State lawmakers expect to enact changes this fall in the funding formula for charter schools, along with measures to add greater accountability.
In late September, the state House passed a charter school reform bill that calls for tying funding directly to the cost of educating a child. A similar bill is in the state Senate Education Committee and could be sent to the floor for a vote this fall, said Casey Long, a spokesman for Senate President Pro Tempore Joseph Scarnati, R-Jefferson.
“We believe there is broad-based support to reform charter school funding and oversight,” Long said. “But work needs to be done to come to some agreement on how that should be done.”
Other issues include pension contributions, monitoring of academic achievement and teacher evaluation systems.
Calls to increase oversight of charter schools increased with the indictment in August of Nicholas Trombetta, the founder of the Midland-based PA Cyber charter school.
Trombetta, 58, of East Liverpool, Ohio, has pleaded not guilty to charges claiming he used the state's largest cyber-charter school to skim $1 million for himself.
A portion of the House bill, which passed by a 133-62 vote, addresses concerns school districts have raised about the formula used to channel taxpayer funding to cyber charter schools.
“Under the current system, the majority of the subsidy the state pays us for each student in our district follows the child when they withdraw and enroll in a charter school,” said Alan N. Johnson, acting superintendent of the Woodland Hills School District.
The loss of funding is particularly frustrating when a child attends a cyber charter school.

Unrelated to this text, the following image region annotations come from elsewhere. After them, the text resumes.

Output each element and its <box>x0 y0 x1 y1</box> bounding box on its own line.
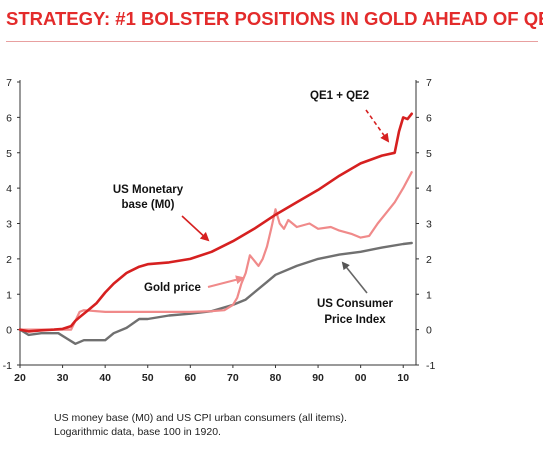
chart-series <box>18 112 413 345</box>
y-tick-label-right: 0 <box>426 325 432 337</box>
annotation-gold-label: Gold price <box>144 282 201 294</box>
annotation-cpi-arrow <box>341 261 368 294</box>
x-tick-label: 60 <box>184 372 196 384</box>
x-tick-label: 80 <box>270 372 282 384</box>
footnote-line-1: US money base (M0) and US CPI urban cons… <box>54 412 347 424</box>
y-tick-label-right: -1 <box>426 360 435 372</box>
annotation-qe-arrow <box>365 109 390 143</box>
y-tick-label-right: 3 <box>426 219 432 231</box>
y-tick-label-right: 4 <box>426 183 432 195</box>
y-tick-label-right: 2 <box>426 254 432 266</box>
y-tick-label-right: 6 <box>426 112 432 124</box>
chart-axes <box>19 80 417 366</box>
series-line-cpi <box>18 241 413 345</box>
footnote-line-2: Logarithmic data, base 100 in 1920. <box>54 426 221 438</box>
chart-title: STRATEGY: #1 BOLSTER POSITIONS IN GOLD A… <box>6 8 543 29</box>
y-tick-label-left: 5 <box>6 148 12 160</box>
chart-ticks: -1 -10 01 12 23 34 45 56 67 720 30 40 50 60 70 80 90 00 10 <box>3 77 436 384</box>
y-tick-label-right: 5 <box>426 148 432 160</box>
annotation-qe-label: QE1 + QE2 <box>310 90 369 102</box>
title-divider <box>6 41 538 42</box>
chart-plot: -1 -10 01 12 23 34 45 56 67 720 30 40 50 60 70 80 90 00 10… <box>3 77 436 384</box>
x-tick-label: 30 <box>57 372 69 384</box>
y-tick-label-right: 7 <box>426 77 432 89</box>
series-line-monetary-base <box>18 112 413 333</box>
x-tick-label: 90 <box>312 372 324 384</box>
annotation-monetary-base-line2: base (M0) <box>121 199 174 211</box>
x-tick-label: 50 <box>142 372 154 384</box>
y-tick-label-left: 2 <box>6 254 12 266</box>
chart-annotations: QE1 + QE2 US Monetary base (M0) Gold pri… <box>113 90 394 326</box>
footnote: US money base (M0) and US CPI urban cons… <box>54 411 347 439</box>
x-tick-label: 10 <box>397 372 409 384</box>
x-tick-label: 20 <box>14 372 26 384</box>
y-tick-label-left: -1 <box>3 360 12 372</box>
y-tick-label-left: 6 <box>6 112 12 124</box>
y-tick-label-left: 1 <box>6 289 12 301</box>
annotation-cpi-line1: US Consumer <box>317 298 394 310</box>
y-tick-label-left: 3 <box>6 219 12 231</box>
y-tick-label-right: 1 <box>426 289 432 301</box>
x-tick-label: 70 <box>227 372 239 384</box>
y-tick-label-left: 7 <box>6 77 12 89</box>
x-tick-label: 00 <box>355 372 367 384</box>
annotation-monetary-base-arrow <box>181 215 210 242</box>
y-tick-label-left: 4 <box>6 183 12 195</box>
annotation-cpi-line2: Price Index <box>324 314 386 326</box>
annotation-monetary-base-line1: US Monetary <box>113 184 184 196</box>
series-line-gold <box>18 171 413 331</box>
y-tick-label-left: 0 <box>6 325 12 337</box>
x-tick-label: 40 <box>99 372 111 384</box>
annotation-gold-arrow <box>207 275 245 288</box>
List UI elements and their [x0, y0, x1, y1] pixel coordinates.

“It shouldn't cost as much to educate a child who is at home attending classes by computer as it does to teach students in a classroom,” Johnson said. “When a child leaves to attend a charter school, our costs don't go down significantly because we still have to pay for buildings, utilities, staff and programs for all the remaining students. So it's really a matter of fairness.”
The House bill calls for the establishment of a Charter School Funding Commission to develop a funding formula based on the actual cost of educating a child, according to state Rep. Mike Turzai, R-Bradford Woods, the House majority leader.
Patricia Rosetti, CEO of the PA Distance Learning cyber charter school, said she would have “no problem” moving to a formula that uses actual costs to determine state funding.
“We spend every dollar we get, and I'd be happy to show the state exactly where the money is going,” she said.
But simply hiking the percentage of the state subsidy that a local district keeps would hurt students, she said.
“It's a misconception that we have significantly lower costs than traditional schools,” Rosetti said. “The bulk of our budget is for staff, and we try to maintain a 17 to 1 student-to-teacher ratio,” she said. “So if we get less money, we would have to consider increasing class size and reducing the programs we offer.”
School districts retain about 20 percent of the per-pupil state subsidy when a student leaves to attend a charter school, according to Tim Eller, a spokesman for the state Department of Education.
State Auditor General Eugene DePasquale, who has been pushing for charter school reform, said increasing the amount the local district can keep would be “the easy answer.”
“The harder answer — but the right one — is to do the work needed to determine what a charter school's actual costs are,” he said. “Some schools would get less and others more, but it would be fair.”
Eller said Gov. Tom Corbett “generally supports” comprehensive reforms for charter schools “as long as they balance the ability to provide quality options for students and ensure that charter schools remain competitive.”